Chronic diseases are however the principal cause of morbidity and mortality worldwide nowadays, and ambient air pollution has been implicated in increasing the incidence and mortality from lung cancer and from cardio-pulmonary diseases [22-25]. Such associations are being hypothesized with at least atmospheric pollution (e.g. heart disease, diabetes) [9]. Urban pollution has been suggested to result in almost 60% of the chronic health problems [16].

Changing environmental events are becoming of greater concern with the impact on man clearly not known or even understood. For health effects, those from a natural disaster like Hurricane Katrina will likely receive greater attention. In this event about 1,300 died as a result of the hurricane and this occurred over a period of a few days [26]. Such reports are similar for the Donora and London inversions, and if the total number of deaths is examined, especially for pollution-related events, the long-term mortality is likely 20 to 50 times higher than initially reported. In Donora it has been estimated that 5,000 to 7,000 people became ill with 400 hospitalizations in a population of 14,000 [27]. If the same estimates are used for Donora and London Smog occurrences, the number of early deaths in each would be 400-1,000 and 80,000- 200,000, respectively.

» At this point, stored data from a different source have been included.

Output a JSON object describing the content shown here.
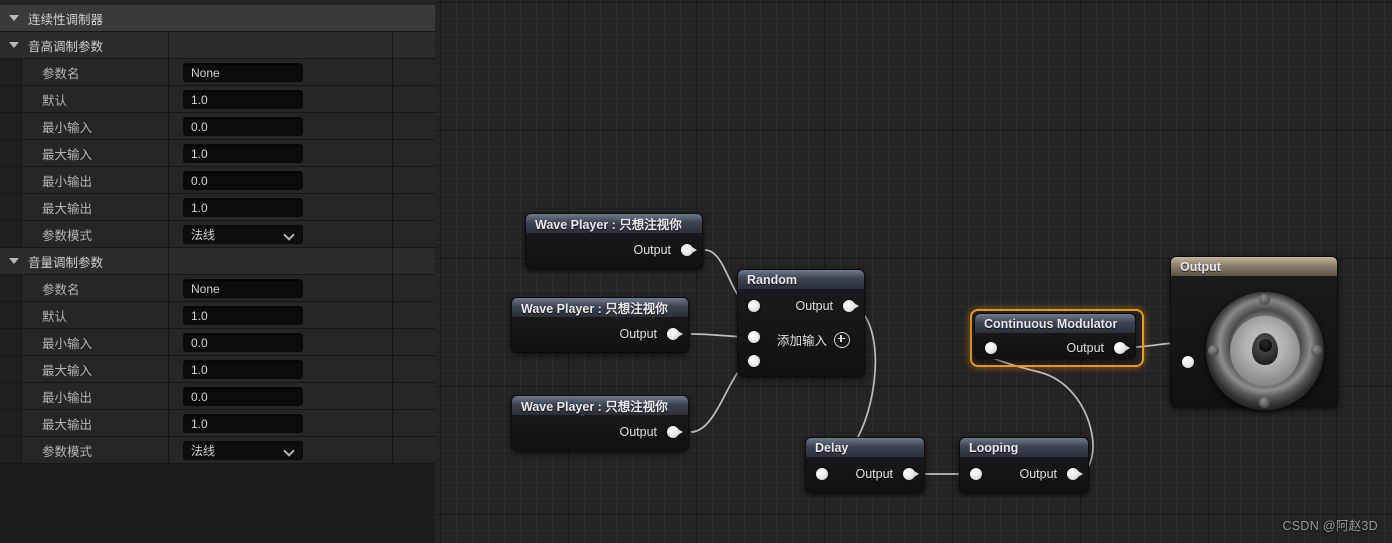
{
  "details_panel": {
    "category": {
      "label": "连续性调制器",
      "expanded": true
    },
    "groups": [
      {
        "label": "音高调制参数",
        "expanded": true,
        "rows": [
          {
            "label": "参数名",
            "value": "None",
            "type": "text"
          },
          {
            "label": "默认",
            "value": "1.0",
            "type": "text"
          },
          {
            "label": "最小输入",
            "value": "0.0",
            "type": "text"
          },
          {
            "label": "最大输入",
            "value": "1.0",
            "type": "text"
          },
          {
            "label": "最小输出",
            "value": "0.0",
            "type": "text"
          },
          {
            "label": "最大输出",
            "value": "1.0",
            "type": "text"
          },
          {
            "label": "参数模式",
            "value": "法线",
            "type": "combo"
          }
        ]
      },
      {
        "label": "音量调制参数",
        "expanded": true,
        "rows": [
          {
            "label": "参数名",
            "value": "None",
            "type": "text"
          },
          {
            "label": "默认",
            "value": "1.0",
            "type": "text"
          },
          {
            "label": "最小输入",
            "value": "0.0",
            "type": "text"
          },
          {
            "label": "最大输入",
            "value": "1.0",
            "type": "text"
          },
          {
            "label": "最小输出",
            "value": "0.0",
            "type": "text"
          },
          {
            "label": "最大输出",
            "value": "1.0",
            "type": "text"
          },
          {
            "label": "参数模式",
            "value": "法线",
            "type": "combo"
          }
        ]
      }
    ]
  },
  "graph": {
    "nodes": {
      "wave1": {
        "title": "Wave Player : 只想注视你",
        "output_label": "Output"
      },
      "wave2": {
        "title": "Wave Player : 只想注视你",
        "output_label": "Output"
      },
      "wave3": {
        "title": "Wave Player : 只想注视你",
        "output_label": "Output"
      },
      "random": {
        "title": "Random",
        "output_label": "Output",
        "add_input_label": "添加输入",
        "input_count": 3
      },
      "delay": {
        "title": "Delay",
        "output_label": "Output"
      },
      "looping": {
        "title": "Looping",
        "output_label": "Output"
      },
      "modulator": {
        "title": "Continuous Modulator",
        "output_label": "Output",
        "selected": true
      },
      "output": {
        "title": "Output"
      }
    },
    "selection_color": "#f0991a",
    "wire_color": "#d4d4d4"
  },
  "watermark": "CSDN @阿赵3D"
}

The employment of a multiplier for the actual mortality is based on the fudge factor of 20 to 50. Urban pollution has been suggested to result in almost 60% of the chronic health problems [16]. With an increase in airborne organics from the oil spill this rate could increase. When this is combined with loss of employment due to reduced commercial activity in the coastal areas and magnification from global warming, these rates will be much higher, although not easily predicted. This suggests that a potential interaction between the environment and an event such as an oil spill should be taken into account when establishing the rates of environmental disease.

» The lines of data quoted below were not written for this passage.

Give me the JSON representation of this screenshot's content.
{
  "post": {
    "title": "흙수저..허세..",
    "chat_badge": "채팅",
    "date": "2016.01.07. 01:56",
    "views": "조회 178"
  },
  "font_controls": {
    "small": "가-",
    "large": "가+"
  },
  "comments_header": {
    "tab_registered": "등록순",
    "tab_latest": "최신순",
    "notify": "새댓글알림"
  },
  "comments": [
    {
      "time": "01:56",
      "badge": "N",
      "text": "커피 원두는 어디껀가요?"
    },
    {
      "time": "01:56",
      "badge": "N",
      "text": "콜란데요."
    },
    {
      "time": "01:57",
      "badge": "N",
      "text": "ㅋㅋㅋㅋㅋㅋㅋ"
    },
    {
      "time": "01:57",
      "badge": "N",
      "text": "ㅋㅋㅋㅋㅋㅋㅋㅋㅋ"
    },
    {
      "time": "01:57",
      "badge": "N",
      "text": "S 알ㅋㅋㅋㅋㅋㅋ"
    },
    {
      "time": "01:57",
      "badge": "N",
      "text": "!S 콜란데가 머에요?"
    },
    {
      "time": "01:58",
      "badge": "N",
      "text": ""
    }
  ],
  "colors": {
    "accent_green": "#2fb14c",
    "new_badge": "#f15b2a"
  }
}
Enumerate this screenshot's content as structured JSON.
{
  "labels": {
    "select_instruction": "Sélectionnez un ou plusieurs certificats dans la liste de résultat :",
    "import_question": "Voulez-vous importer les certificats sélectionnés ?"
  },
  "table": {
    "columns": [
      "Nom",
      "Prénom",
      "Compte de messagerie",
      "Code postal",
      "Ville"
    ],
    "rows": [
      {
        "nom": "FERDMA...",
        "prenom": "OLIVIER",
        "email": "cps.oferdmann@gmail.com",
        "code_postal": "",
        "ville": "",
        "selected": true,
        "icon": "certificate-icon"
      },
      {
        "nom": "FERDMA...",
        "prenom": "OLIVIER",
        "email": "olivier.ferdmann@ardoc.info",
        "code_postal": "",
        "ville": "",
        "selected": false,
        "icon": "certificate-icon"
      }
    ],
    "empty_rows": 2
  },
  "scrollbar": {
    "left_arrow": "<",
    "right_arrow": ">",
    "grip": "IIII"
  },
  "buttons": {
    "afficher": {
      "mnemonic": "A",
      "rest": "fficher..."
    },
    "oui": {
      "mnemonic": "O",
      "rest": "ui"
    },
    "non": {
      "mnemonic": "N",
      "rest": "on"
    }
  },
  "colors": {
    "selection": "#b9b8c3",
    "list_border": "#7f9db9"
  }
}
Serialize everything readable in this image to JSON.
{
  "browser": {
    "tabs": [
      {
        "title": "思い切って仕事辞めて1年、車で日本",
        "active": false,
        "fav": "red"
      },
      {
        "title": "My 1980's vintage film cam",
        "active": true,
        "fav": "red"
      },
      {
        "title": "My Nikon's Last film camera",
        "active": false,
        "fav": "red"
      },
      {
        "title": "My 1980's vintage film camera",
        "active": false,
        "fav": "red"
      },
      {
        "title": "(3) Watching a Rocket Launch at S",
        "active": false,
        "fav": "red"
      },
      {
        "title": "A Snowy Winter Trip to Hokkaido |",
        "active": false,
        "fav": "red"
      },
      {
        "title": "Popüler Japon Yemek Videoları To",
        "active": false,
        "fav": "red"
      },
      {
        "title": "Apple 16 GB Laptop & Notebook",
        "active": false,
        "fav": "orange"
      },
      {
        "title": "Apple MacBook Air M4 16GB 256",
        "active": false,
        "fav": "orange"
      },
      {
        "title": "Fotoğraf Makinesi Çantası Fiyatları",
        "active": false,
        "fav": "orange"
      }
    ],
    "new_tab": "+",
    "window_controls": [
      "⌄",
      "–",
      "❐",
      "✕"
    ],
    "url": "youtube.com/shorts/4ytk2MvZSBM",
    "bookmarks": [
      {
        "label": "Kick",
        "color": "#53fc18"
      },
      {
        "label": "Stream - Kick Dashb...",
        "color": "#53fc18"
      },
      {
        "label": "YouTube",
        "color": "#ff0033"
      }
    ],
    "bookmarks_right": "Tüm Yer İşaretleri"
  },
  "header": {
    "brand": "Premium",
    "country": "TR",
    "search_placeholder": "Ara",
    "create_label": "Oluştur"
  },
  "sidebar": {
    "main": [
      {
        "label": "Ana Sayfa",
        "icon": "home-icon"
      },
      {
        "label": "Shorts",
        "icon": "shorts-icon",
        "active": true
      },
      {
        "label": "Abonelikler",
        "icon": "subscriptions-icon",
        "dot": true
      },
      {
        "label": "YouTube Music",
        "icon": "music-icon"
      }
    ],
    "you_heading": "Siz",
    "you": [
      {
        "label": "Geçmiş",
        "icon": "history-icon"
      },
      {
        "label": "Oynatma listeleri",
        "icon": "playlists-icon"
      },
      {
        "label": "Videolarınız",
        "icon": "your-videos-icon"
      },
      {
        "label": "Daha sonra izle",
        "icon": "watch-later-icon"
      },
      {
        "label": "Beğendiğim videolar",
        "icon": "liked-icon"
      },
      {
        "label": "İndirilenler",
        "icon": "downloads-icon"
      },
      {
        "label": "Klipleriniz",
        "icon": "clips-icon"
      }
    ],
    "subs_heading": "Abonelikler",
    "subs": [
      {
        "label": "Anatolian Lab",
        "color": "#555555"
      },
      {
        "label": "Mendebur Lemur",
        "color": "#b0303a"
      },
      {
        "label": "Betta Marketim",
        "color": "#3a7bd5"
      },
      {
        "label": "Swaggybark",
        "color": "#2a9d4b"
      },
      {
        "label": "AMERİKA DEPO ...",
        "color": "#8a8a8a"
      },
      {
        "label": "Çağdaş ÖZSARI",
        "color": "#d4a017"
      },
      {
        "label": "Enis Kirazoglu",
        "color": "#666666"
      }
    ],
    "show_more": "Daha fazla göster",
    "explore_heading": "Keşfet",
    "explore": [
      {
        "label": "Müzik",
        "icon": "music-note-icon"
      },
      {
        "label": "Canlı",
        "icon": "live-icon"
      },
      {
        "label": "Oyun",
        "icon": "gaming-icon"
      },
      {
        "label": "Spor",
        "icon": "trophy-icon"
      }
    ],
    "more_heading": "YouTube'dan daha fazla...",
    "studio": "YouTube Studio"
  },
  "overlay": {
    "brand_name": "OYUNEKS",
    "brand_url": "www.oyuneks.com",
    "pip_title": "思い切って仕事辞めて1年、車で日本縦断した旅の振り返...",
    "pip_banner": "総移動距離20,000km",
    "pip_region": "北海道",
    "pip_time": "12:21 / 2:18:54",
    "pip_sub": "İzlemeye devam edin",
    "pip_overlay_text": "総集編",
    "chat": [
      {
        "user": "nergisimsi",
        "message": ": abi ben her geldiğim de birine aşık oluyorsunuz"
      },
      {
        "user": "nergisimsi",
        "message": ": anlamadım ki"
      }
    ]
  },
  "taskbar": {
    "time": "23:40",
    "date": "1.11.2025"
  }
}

These occurrences and concepts provide a glimpse of at least one type of issue that those working in environmental medicine may face in the future. As medicine improves in disease detection, many of these scenarios, especially those characterized by major pollution, will have a greater impact on patient health. Health effects from environmental pollution are often misdiagnosed as the cause and an ailment such as heart disease is listed as the clinical outcome. Heart disease as mentioned above however, may actually be a result of environmental pollution, and for some become magnified through global events. In this respect “It is at least as important to ask what man has the symptoms, as it is to ask what symptoms the man has” [28].

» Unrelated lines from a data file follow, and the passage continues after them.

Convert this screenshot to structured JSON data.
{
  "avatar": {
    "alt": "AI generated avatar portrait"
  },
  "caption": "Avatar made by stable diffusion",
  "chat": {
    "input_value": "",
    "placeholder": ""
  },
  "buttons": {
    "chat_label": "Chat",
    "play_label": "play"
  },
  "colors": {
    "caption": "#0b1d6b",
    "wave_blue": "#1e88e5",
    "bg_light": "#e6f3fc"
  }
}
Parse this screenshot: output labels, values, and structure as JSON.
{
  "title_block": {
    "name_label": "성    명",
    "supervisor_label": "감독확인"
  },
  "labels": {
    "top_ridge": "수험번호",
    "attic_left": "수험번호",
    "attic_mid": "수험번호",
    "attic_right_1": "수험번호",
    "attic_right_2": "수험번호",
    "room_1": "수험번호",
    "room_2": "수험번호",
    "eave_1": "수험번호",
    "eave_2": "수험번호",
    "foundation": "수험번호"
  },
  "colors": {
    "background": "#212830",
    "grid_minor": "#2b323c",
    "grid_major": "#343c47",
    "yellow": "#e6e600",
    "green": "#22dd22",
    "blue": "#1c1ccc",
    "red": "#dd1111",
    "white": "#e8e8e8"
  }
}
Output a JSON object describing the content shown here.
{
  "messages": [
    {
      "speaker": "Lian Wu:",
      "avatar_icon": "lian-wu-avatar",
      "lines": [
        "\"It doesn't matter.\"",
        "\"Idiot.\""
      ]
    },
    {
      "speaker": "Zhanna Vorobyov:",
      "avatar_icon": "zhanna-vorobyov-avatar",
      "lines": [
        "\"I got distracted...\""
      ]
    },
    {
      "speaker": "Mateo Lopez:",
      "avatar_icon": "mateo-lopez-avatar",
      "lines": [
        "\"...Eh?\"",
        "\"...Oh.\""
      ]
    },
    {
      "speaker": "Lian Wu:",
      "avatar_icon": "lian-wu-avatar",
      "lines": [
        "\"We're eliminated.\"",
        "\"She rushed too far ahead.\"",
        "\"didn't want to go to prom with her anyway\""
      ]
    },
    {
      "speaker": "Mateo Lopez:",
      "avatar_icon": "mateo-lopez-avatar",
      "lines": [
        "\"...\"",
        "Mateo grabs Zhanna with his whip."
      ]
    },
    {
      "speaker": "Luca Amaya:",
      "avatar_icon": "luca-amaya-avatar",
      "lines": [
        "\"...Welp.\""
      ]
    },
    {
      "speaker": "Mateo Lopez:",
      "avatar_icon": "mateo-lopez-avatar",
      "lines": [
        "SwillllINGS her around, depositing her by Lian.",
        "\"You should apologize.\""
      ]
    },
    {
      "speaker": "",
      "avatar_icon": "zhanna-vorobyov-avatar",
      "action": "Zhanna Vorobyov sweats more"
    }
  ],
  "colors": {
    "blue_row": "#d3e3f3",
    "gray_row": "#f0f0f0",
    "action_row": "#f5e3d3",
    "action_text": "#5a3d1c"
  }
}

Even a small change will influence a large number of people. The first impact will occur during cleanup of spills, most likely affecting workers. Loss of a protective layer against sunlight and UV light may be the first health problem observed. The question here, as related directly to the spill, is whether organics will have a synergistic effect with UV light damage on those conducting cleanup activities. This may become even more pronounced with the aging population in many countries and those that have an epidemic of chronic diseases, such as AIDS. Awareness of issues associated with environmental/ occupational medicine is needed, especially in events like the oil spill seen in the Gulf of Mexico [29-31]. Much of this area of medicine will fall upon the shoulders of primary care practitioners, many who are not well prepared in this subject area [32]. As seen through history other nations are not immune from these events. How will environmental/ occupational medicine identify and treat these problems when the cause of action is only remotely related to the patient?